Aufbauende Studiengänge und mögliche Masterstudiengänge

  • Kulturwissenschaft oder Cultural Studies (Master) – vertiefte wissenschaftliche Ausbildung
  • Kulturmanagement (Master) – für Führungsaufgaben in Kulturinstitutionen
  • Gedächtnisforschung oder Memory Studies (Master) – für die Spezialisierung auf Erinnerungskultur
  • Postkoloniale Studien oder Global Studies (Master) – für eine stärker politisch-kritische Vertiefung
  • Medienwissenschaft (Master) – für die Medienkulturseite
  • Kunstgeschichte oder Literaturwissenschaften (Master) – für eine stärkere Fokussierung auf eine Kulturdisziplin
  • Promotion (Dr. phil.) – für eine wissenschaftliche Karriere in Forschung und Hochschullehre

Gehalt im Beruf

Das Gehalt in der Kulturwissenschaft variiert je nach Berufsfeld. In Kulturinstitutionen und NGOs liegen die Einstiegsgehälter bei 28.000 bis 40.000 Euro – oft nach TVöD oder in projektfinanzierten Stellen. Im Journalismus und Content-Bereich zwischen 28.000 und 44.000 Euro. In der Unternehmenskommunikation und im Diversity Management sind 34.000 bis 50.000 Euro möglich. In der Wissenschaft nach TVöD oder TV-L. Mit Masterabschluss, Berufserfahrung und Spezialisierung steigen die Gehälter auf 45.000 bis 65.000 Euro. Kulturwissenschaft ist kein Hochverdienstfach – aber eines mit intellektueller Breite und vielfältigen gesellschaftlichen Einsatzmöglichkeiten.

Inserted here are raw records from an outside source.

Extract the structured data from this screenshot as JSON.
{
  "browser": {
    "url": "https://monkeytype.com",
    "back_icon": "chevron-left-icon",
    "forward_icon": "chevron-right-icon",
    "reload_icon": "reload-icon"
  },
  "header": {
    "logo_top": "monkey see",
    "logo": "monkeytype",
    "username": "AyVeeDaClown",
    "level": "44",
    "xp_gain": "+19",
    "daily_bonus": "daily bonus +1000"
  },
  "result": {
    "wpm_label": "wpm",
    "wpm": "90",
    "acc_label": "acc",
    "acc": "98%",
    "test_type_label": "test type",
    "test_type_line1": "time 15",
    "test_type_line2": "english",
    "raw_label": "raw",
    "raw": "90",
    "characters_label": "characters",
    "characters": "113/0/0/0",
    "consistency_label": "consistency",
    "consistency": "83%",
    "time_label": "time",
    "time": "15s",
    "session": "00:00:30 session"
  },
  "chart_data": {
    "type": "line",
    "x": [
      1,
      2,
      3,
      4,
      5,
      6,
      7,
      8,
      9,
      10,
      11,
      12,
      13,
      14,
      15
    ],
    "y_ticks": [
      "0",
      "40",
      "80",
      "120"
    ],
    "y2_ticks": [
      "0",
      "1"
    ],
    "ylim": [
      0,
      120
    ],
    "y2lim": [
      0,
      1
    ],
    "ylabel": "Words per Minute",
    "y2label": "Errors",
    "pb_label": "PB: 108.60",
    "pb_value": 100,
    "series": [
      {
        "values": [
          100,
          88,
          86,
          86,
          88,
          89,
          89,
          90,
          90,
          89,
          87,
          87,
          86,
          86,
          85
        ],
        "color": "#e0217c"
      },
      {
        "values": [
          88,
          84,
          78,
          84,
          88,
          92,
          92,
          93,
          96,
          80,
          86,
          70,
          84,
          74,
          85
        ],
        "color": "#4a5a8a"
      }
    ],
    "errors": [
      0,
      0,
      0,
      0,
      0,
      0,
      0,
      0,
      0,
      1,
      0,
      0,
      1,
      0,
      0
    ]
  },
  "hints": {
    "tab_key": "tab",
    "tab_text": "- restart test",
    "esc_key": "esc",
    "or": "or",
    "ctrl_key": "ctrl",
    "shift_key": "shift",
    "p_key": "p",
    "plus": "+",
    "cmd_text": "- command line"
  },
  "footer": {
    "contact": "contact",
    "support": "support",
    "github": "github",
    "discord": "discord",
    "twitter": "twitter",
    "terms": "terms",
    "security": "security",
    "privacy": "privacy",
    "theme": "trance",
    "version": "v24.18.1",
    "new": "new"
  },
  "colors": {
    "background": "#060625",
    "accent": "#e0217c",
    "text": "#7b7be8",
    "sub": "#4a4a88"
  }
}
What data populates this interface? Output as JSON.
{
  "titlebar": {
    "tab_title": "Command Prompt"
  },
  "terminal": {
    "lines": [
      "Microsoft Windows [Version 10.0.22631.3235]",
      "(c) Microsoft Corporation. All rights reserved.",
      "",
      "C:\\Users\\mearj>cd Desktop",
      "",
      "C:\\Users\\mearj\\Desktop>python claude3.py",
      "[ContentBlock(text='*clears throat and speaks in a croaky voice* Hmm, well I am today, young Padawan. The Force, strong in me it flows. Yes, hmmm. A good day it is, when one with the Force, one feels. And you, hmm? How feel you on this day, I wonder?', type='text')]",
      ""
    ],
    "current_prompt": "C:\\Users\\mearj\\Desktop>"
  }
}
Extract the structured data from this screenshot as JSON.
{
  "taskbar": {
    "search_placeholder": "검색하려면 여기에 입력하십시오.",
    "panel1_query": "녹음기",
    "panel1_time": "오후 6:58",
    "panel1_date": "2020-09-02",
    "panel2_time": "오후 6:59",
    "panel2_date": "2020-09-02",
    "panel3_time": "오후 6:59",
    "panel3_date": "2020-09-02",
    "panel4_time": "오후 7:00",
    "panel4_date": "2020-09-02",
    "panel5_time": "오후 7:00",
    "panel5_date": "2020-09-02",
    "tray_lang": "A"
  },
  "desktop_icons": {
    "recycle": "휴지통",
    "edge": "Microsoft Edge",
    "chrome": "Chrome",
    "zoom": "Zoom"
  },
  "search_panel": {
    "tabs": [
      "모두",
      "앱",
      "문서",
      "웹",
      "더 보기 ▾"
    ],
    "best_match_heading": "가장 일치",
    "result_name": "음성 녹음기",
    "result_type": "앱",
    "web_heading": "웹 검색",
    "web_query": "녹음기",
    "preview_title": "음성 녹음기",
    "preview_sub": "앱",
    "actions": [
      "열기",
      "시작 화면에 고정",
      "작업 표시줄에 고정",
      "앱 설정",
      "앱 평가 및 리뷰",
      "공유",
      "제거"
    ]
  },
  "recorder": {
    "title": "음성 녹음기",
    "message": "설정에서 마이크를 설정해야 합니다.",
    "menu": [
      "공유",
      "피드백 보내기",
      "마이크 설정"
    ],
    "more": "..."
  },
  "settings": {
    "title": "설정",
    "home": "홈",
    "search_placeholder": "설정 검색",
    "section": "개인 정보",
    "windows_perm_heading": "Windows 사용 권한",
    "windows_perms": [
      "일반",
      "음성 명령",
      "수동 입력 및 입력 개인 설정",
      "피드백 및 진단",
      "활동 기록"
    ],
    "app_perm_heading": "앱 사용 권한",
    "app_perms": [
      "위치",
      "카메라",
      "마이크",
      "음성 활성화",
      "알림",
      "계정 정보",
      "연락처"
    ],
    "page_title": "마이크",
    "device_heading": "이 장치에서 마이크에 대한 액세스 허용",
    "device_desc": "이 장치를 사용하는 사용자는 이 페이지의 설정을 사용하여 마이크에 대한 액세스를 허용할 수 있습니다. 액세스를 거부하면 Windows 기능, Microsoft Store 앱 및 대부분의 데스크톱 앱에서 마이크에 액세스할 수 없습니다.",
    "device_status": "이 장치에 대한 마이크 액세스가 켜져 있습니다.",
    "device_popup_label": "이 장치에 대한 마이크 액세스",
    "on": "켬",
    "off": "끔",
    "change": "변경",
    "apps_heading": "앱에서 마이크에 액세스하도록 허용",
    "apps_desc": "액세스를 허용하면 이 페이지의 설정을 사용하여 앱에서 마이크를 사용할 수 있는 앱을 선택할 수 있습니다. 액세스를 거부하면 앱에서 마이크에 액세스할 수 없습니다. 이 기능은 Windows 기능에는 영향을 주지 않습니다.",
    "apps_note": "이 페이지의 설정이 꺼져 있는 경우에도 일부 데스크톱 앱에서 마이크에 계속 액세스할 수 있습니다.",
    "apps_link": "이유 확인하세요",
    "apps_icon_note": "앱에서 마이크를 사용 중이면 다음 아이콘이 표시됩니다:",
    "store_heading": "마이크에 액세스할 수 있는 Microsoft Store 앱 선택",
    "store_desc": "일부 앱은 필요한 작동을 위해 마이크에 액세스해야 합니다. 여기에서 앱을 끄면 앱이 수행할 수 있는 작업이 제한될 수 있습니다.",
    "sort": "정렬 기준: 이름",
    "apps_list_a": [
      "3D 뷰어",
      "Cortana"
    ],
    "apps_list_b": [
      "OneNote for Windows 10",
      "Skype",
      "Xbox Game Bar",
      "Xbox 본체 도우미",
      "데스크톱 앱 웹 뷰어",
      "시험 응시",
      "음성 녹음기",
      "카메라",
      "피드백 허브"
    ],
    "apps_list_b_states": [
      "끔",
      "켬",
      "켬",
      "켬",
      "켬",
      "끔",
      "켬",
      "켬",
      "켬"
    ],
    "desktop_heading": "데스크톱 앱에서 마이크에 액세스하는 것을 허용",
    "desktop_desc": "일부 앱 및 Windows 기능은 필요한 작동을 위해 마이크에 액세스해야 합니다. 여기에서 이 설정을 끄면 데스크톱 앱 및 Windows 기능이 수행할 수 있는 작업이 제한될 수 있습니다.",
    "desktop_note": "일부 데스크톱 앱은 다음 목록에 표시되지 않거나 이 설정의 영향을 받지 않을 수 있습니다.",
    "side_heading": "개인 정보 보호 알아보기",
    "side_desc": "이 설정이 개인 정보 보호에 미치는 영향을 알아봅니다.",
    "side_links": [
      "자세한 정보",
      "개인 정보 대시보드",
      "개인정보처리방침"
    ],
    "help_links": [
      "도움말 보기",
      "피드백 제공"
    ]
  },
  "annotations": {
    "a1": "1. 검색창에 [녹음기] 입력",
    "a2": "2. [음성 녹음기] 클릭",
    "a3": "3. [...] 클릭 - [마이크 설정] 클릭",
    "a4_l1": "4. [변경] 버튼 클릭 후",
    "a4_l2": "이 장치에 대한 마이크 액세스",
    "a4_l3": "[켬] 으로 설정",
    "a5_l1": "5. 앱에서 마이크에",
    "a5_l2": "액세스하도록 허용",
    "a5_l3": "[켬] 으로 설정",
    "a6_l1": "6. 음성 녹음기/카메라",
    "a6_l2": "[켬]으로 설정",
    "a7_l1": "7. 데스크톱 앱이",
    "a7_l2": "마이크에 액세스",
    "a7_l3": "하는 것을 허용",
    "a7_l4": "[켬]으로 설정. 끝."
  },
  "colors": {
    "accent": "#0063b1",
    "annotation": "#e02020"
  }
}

Alternative Studiengänge und Berufe

  • Kunstgeschichte (B.A.) – für die kunsthistorische Seite der Kulturwissenschaft – ein eigener Eintrag ist im Studienlexikon verfügbar
  • Literaturwissenschaften (B.A.) – für die literarische Seite kulturwissenschaftlichen Denkens – ein eigener Eintrag ist im Studienlexikon verfügbar
  • Soziologie (B.A.) – für die gesellschaftswissenschaftliche Seite ohne Kulturfokus
  • Politikwissenschaft (B.A.) – für die politische Seite kultureller Phänomene
  • Ethnologie oder Sozialanthropologie (B.A.) – für die ethnografische Erforschung von Kulturen
  • Kulturmanagement (B.A.) – für einen direkteren Einstieg in Kulturinstitutionen ohne wissenschaftlichen Überbau

Kultur denken – Kulturwissenschaft als Studium für alle, die Bedeutungen hinter den Dingen suchen

Kulturwissenschaft ist das Studium für alle, die beim Betrachten von Alltagsphänomenen fragen, was sie bedeuten – warum Menschen feiern, erinnern, erzählen und glauben, was sie tun. Du lernst, Kulturen als Bedeutungssysteme zu analysieren, gesellschaftliche Phänomene in ihren Machtkontexten zu verstehen und kulturkritisch zu denken. Es ist ein breites, theoriereiches und intellektuell faszinierendes Fach – für alle, die die Welt nicht einfach hinnehmen, sondern verstehen wollen.



Egal welche Form hier steht – angesprochen bist Du, unabhängig von Geschlecht oder Identität. Nutze die Chancen, entdecke Deine Stärken und gestalte Deine berufliche Zukunft selbst.